The benefits were apparent at Skate Canada, Cohen's first Grand Prix victory. Although the field was relatively thin, her enhanced speed and agility complimented her artistry and offered promise of even better performances to come.

"Every day I'm more and more sure this was the right thing," Cohen said Sunday. "It's all about the training there. I have as much ice time as I want. I have three hours of ice a day and with only one other kid and two coaches. It's real intense the whole time and I'm completely focused....
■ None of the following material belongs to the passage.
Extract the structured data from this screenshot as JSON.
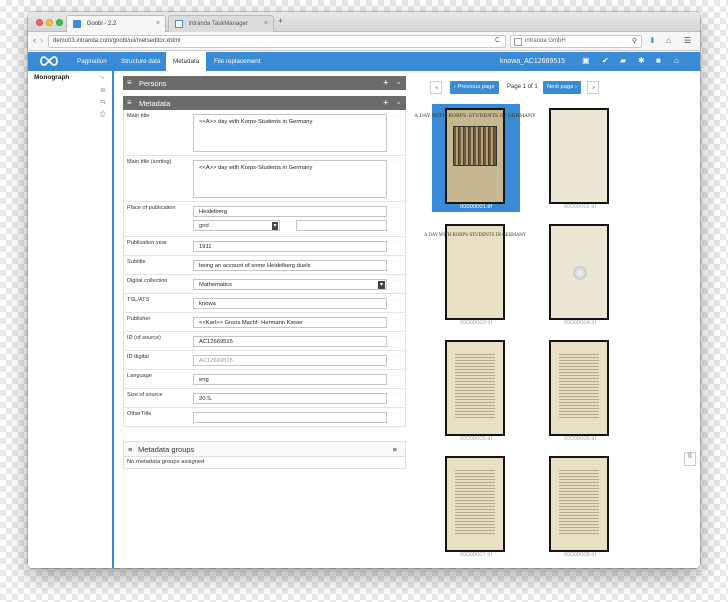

"It was really hard to leave Mr. Nicks. He was my coach since intermediates. As a person, it was hard to imagine anyone else putting me on the ice, but I realized for my skating to progress, I really needed a higher lever of training."

Her mother, Galina, said the family regards the move as an adventure and someday will return to California. They're renting their Laguna Niguel home and living in a rented home in Avon, Conn., where Sasha's sister, Natasha, a high school freshman, studies piano. The girls' father, Roger, an attorney, commutes between coasts.

"This isn't about winning Olympic gold. It's more about improving as a skater," Galina said. "She has a chance to fulfill her potential. Whether that's Olympic gold or not, who knows? That's four years away. I can't think that far. She can be much better as a skater, and she feels she's training and improving. Every day she comes home and says she's progressing, and that's a great thing."

Tarasova said her coaching team is merely polishing the gem Nicks shaped.

"She have a very professional coach before, the best coach in the U.S.," Tarasova said. "I know this coach all my life. We compete together. I had [Irina] Rodnina and [Alexander] Zaitsev, he had [Tai] Babilonia and [Randy] Gardner.

"He open this talent, because Sasha is real 100% talent. Talent like this is coming maybe one in 10 years. The last one like this was [1994 Olympic champion] Oksana Baiul. I try to help her open her talent more. Maybe I do something special for this unbelievable talent."

With two more Grand Prix assignments -- Lalique Trophy Nov. 14-17 in Paris and Cup of Russia Nov. 21-24 in Moscow -- Cohen is focusing on consistency and avoiding the stumbles she made in her Skate Canada long program, which she blamed on inadequate conditioning.

"Right now I'm thinking of Lalique and Russia and of getting national and world titles," said Cohen, who plans to resume her quest to land a quadruple salchow later this year. "Those are my goals for this season.

"I still have a lot to accomplish and a lot to prove, so I don't feel like I'm just waiting for the 2006 Olympics. I've got lots of stuff to do."

*

Elena Grushina and Ruslan Goncharov of Ukraine, also coached by Tarasova, won all three phases of the ice dance competition to win the title. Melissa Gregory and Denis Petukhov of the U.S. were eighth.